I also think that re-mirroring might not be a big issue, since we just need to move the names / tags in the OCI registry to the right places (SHA hashes and packages will stay the same).

Hind-M commented 1 month ago

So just to wrap up here:

Should we think of handling exceeding the max limit of characters as well? (I'm not sure if this is something already taken care of).

beckermr commented 1 month ago

We CANNOT only prepend to packages that start with an underscore. This would declare part of the package namespace off limits for all conda users. That action requires at minimum a separate CEP where we codify package names formally.
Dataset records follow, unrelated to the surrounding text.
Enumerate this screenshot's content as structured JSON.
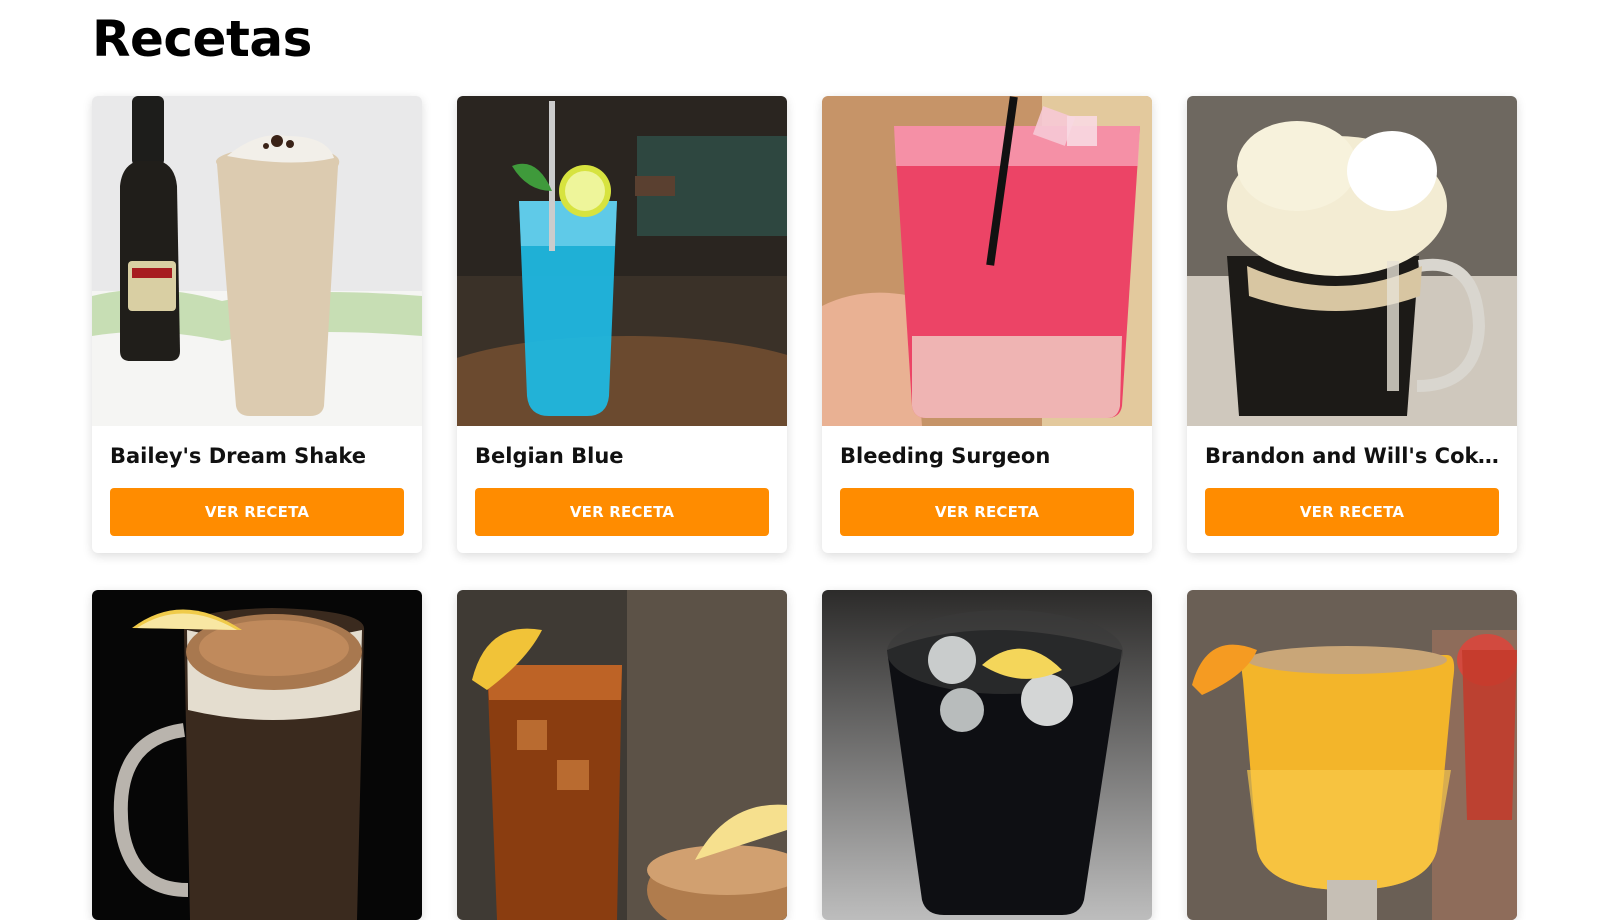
{
  "page": {
    "title": "Recetas"
  },
  "colors": {
    "accent": "#ff8c00"
  },
  "recipes": [
    {
      "name": "Bailey's Dream Shake",
      "button": "VER RECETA",
      "image": "baileys-shake-photo"
    },
    {
      "name": "Belgian Blue",
      "button": "VER RECETA",
      "image": "blue-cocktail-photo"
    },
    {
      "name": "Bleeding Surgeon",
      "button": "VER RECETA",
      "image": "red-cocktail-photo"
    },
    {
      "name": "Brandon and Will's Coke Float",
      "button": "VER RECETA",
      "image": "coke-float-photo"
    },
    {
      "name": "",
      "button": "",
      "image": "root-beer-mug-photo"
    },
    {
      "name": "",
      "button": "",
      "image": "iced-tea-lemon-photo"
    },
    {
      "name": "",
      "button": "",
      "image": "cola-glass-photo"
    },
    {
      "name": "",
      "button": "",
      "image": "orange-punch-photo"
    }
  ]
}
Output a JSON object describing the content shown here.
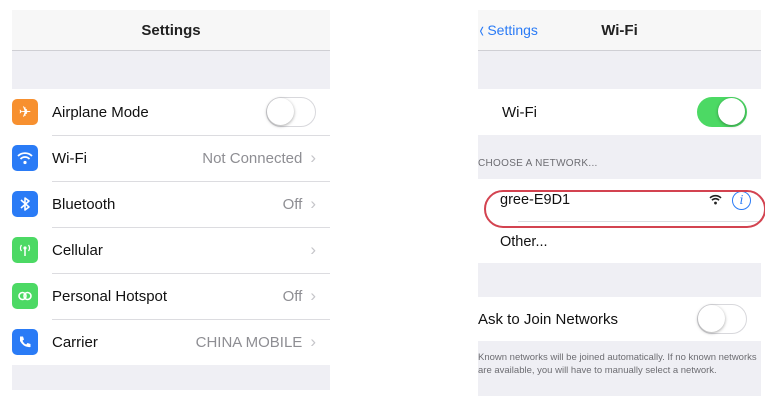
{
  "settings": {
    "title": "Settings",
    "rows": [
      {
        "label": "Airplane Mode",
        "value": "",
        "icon": "airplane-icon",
        "color": "#f7902f"
      },
      {
        "label": "Wi-Fi",
        "value": "Not Connected",
        "icon": "wifi-icon",
        "color": "#2a7bf6"
      },
      {
        "label": "Bluetooth",
        "value": "Off",
        "icon": "bluetooth-icon",
        "color": "#2a7bf6"
      },
      {
        "label": "Cellular",
        "value": "",
        "icon": "cellular-icon",
        "color": "#4cd964"
      },
      {
        "label": "Personal Hotspot",
        "value": "Off",
        "icon": "hotspot-icon",
        "color": "#4cd964"
      },
      {
        "label": "Carrier",
        "value": "CHINA MOBILE",
        "icon": "phone-icon",
        "color": "#2a7bf6"
      }
    ]
  },
  "wifi": {
    "back_label": "Settings",
    "title": "Wi-Fi",
    "wifi_label": "Wi-Fi",
    "section_header": "CHOOSE A NETWORK...",
    "networks": [
      {
        "name": "gree-E9D1"
      },
      {
        "name": "Other..."
      }
    ],
    "ask_label": "Ask to Join Networks",
    "footnote": "Known networks will be joined automatically. If no known networks are available, you will have to manually select a network."
  },
  "colors": {
    "accent": "#2a7bf6",
    "toggle_on": "#4cd964",
    "highlight": "#d34350"
  }
}
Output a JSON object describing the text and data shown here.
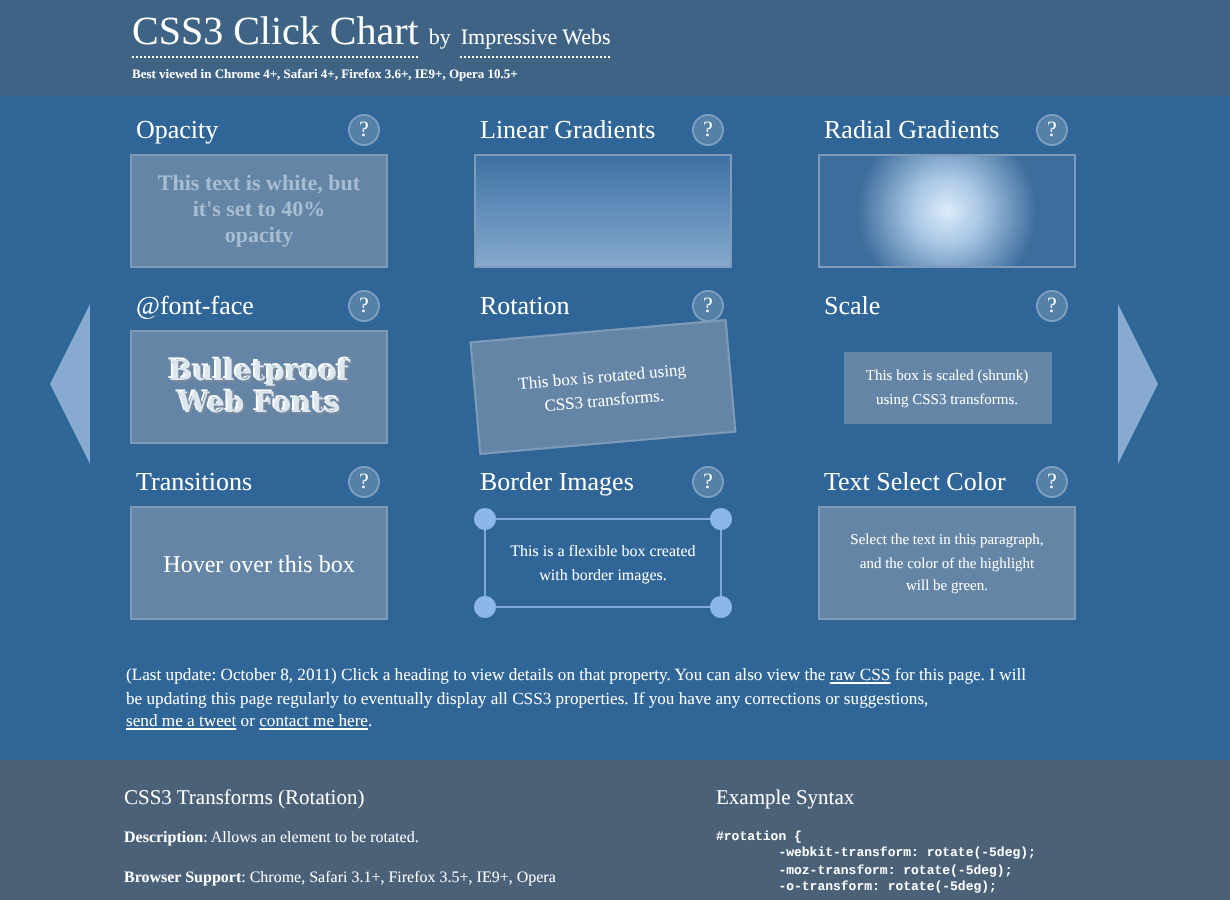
{
  "header": {
    "title": "CSS3 Click Chart",
    "by": "by",
    "author_link": "Impressive Webs",
    "subtitle": "Best viewed in Chrome 4+, Safari 4+, Firefox 3.6+, IE9+, Opera 10.5+"
  },
  "cards": [
    {
      "heading": "Opacity",
      "help": "?",
      "kind": "faded",
      "text": "This text is white, but it's set to 40% opacity"
    },
    {
      "heading": "Linear Gradients",
      "help": "?",
      "kind": "linear"
    },
    {
      "heading": "Radial Gradients",
      "help": "?",
      "kind": "radial"
    },
    {
      "heading": "@font-face",
      "help": "?",
      "kind": "fontface",
      "text": "Bulletproof Web Fonts"
    },
    {
      "heading": "Rotation",
      "help": "?",
      "kind": "rotated",
      "text": "This box is rotated using CSS3 transforms."
    },
    {
      "heading": "Scale",
      "help": "?",
      "kind": "scaled",
      "text": "This box is scaled (shrunk) using CSS3 transforms."
    },
    {
      "heading": "Transitions",
      "help": "?",
      "kind": "hover",
      "text": "Hover over this box"
    },
    {
      "heading": "Border Images",
      "help": "?",
      "kind": "border",
      "text": "This is a flexible box created with border images."
    },
    {
      "heading": "Text Select Color",
      "help": "?",
      "kind": "plain",
      "text": "Select the text in this paragraph, and the color of the highlight will be green."
    }
  ],
  "note": [
    {
      "kind": "text",
      "text": "(Last update: October 8, 2011) Click a heading to view details on that property. You can also view the"
    },
    {
      "kind": "link",
      "text": "raw CSS"
    },
    {
      "kind": "text",
      "text": "for this page. I will be updating this page regularly to eventually display all CSS3 properties. If you have any corrections or suggestions,"
    },
    {
      "kind": "link",
      "text": "send me a tweet"
    },
    {
      "kind": "text",
      "text": "or"
    },
    {
      "kind": "link",
      "text": "contact me here"
    },
    {
      "kind": "text",
      "text": "."
    }
  ],
  "details": {
    "title": "CSS3 Transforms (Rotation)",
    "lines": [
      "**Description**: Allows an element to be rotated.",
      "**Browser Support**: Chrome, Safari 3.1+, Firefox 3.5+, IE9+, Opera"
    ]
  },
  "syntax": {
    "title": "Example Syntax",
    "code": [
      "#rotation {",
      "        -webkit-transform: rotate(-5deg);",
      "        -moz-transform: rotate(-5deg);",
      "        -o-transform: rotate(-5deg);"
    ]
  }
}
We have to preprend to everything.

And yes we need to handle the max characters limit properly in this CEP.

dholth commented 1 month ago

Where is the specification for the length limit? Do users have business browsing through the raw OCI anyway?

beckermr commented 1 month ago

Tags have a limit of 128 characters: https://docs.docker.com/reference/cli/docker/image/tag/ Names have practical limits. See the implementers note in the OCI spec for pull: https://github.com/opencontainers/distribution-spec/blob/main/spec.md#pull.

It is hard to know if people want to browse an OCI registry. For sure github provides searches based on image names. See for example the existing OCI mirror (https://github.com/orgs/channel-mirrors/packages) based on a beta spec.

Hind-M commented 1 month ago

FYI, and considering the still ongoing discussions, the vote has been postponed to a later date that is yet to be determined.